OPINION:
President Obama is working to realize the leftist dream of unilateral nuclear disarmament. This will leave the United States pitifully weak and create conditions for catastrophic deterrence failure.
The White House has told the Pentagon to study options for reducing the number of U.S. nuclear warheads by as much as 80 percent. The future nuclear force could have as few as 300 weapons, far below the cuts to 1,550 required by the START 2 nuclear treaty with Russia. It would give America an arsenal about the size of France’s Force de Frappe and raise serious questions on whether it would have sufficient strength for even minimal deterrence.
Supporters of radical weapons reduction contend that Mr. Obama’s “nuclear zero” is not a unilateralist strategy and that deep cuts would only come as part of a framework of global arms reduction. This is mere rhetoric. No such framework has been established or is being negotiated, and no other country in the world is contemplating such extreme cuts. START 2, which the Obama administration claims is a model for the global framework, committed the United States to nuclear cuts while giving Russia the green light for nuclear-force modernization and expansion. The weak verification regime in the treaty puts America in the position of having to take Moscow’s word for it that Russia is complying with the agreed-upon terms. Ronald Reagan counseled “Trust but verify,” but Mr. Obama signed off on “Let’s just hope they aren’t lying.”

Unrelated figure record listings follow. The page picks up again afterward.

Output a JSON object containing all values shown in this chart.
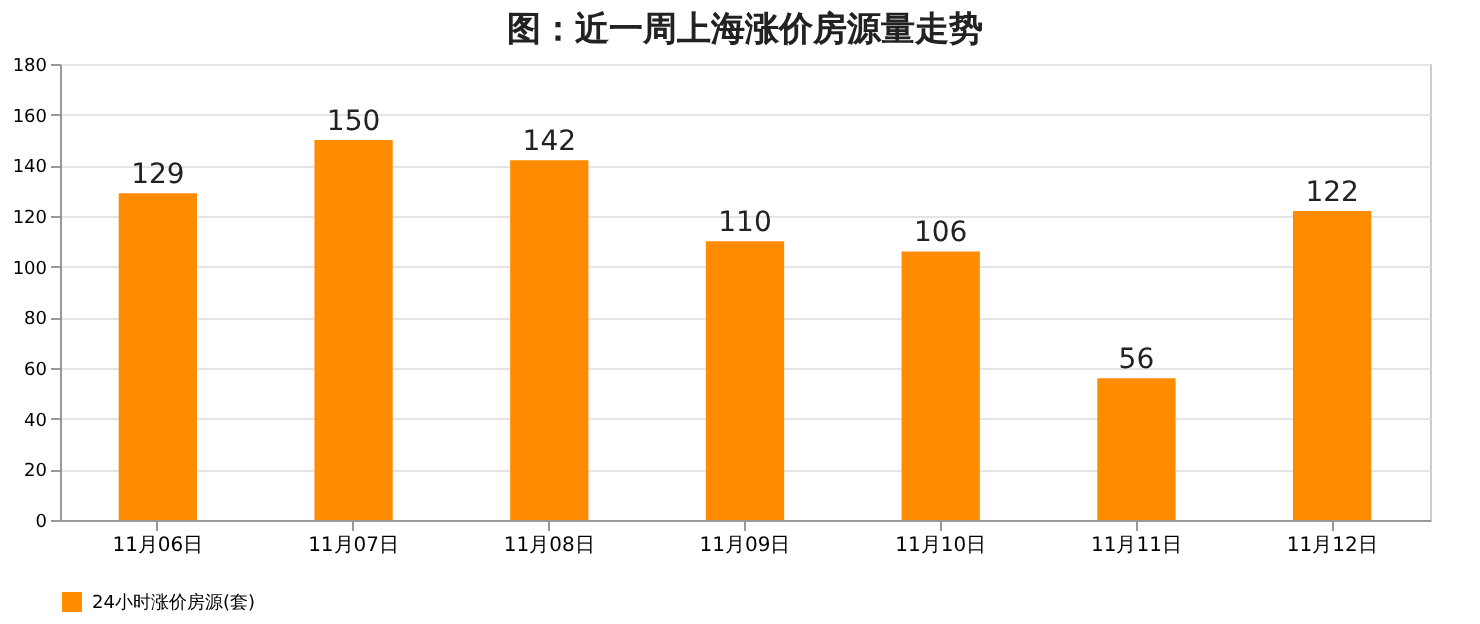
{
  "chart_data": {
    "type": "bar",
    "title": "图：近一周上海涨价房源量走势",
    "categories": [
      "11月06日",
      "11月07日",
      "11月08日",
      "11月09日",
      "11月10日",
      "11月11日",
      "11月12日"
    ],
    "series": [
      {
        "name": "24小时涨价房源(套)",
        "color": "#ff8c00",
        "values": [
          129,
          150,
          142,
          110,
          106,
          56,
          122
        ]
      }
    ],
    "ylim": [
      0,
      180
    ],
    "yticks": [
      0,
      20,
      40,
      60,
      80,
      100,
      120,
      140,
      160,
      180
    ],
    "grid": "y",
    "legend": "bottom",
    "data_labels": true
  }
}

Communist China has never agreed to be part of any strategic nuclear framework. There are no reliable official numbers on the size of Beijing’s nuclear forces, though a 2011 Georgetown University study concluded the Chinese already may have the world’s largest nuclear arsenal. The White House hasn’t pursued any nuclear negotiations with Beijing and seems to think if the People’s Republic doesn’t mention its strategic forces, they don’t exist.
Rising regional powers aren’t buying into Mr. Obama’s anti-nuke line. Pakistan, India, North Korea and Iran have or are pursuing nuclear weapons. As the U.S. arsenal shrinks, the relative value of their weapons increases, so they have every incentive to continue to move down this path. This illustrates a dangerous flaw in Mr. Obama’s thinking. At the same time he is pushing America toward “nuclear zero,” the White House is promising to extend the U.S. nuclear-deterrence umbrella to countries such as Israel and Saudi Arabia to assuage fears of the nuclear threat from Tehran. Given this credibility gap, it’s no wonder many Middle Eastern states are planning to initiate their own nuclear programs if Iran gets the bomb. In this respect, “nuclear zero” is weakening deterrence, spurring an arms race and making conflict more likely.
It will be left to Mr. Obama’s successor to dump “nuclear zero” and reverse the dangerous erosion of the U.S. nuclear arsenal. If America rejects the security responsibilities of a superpower, it has no business calling itself one.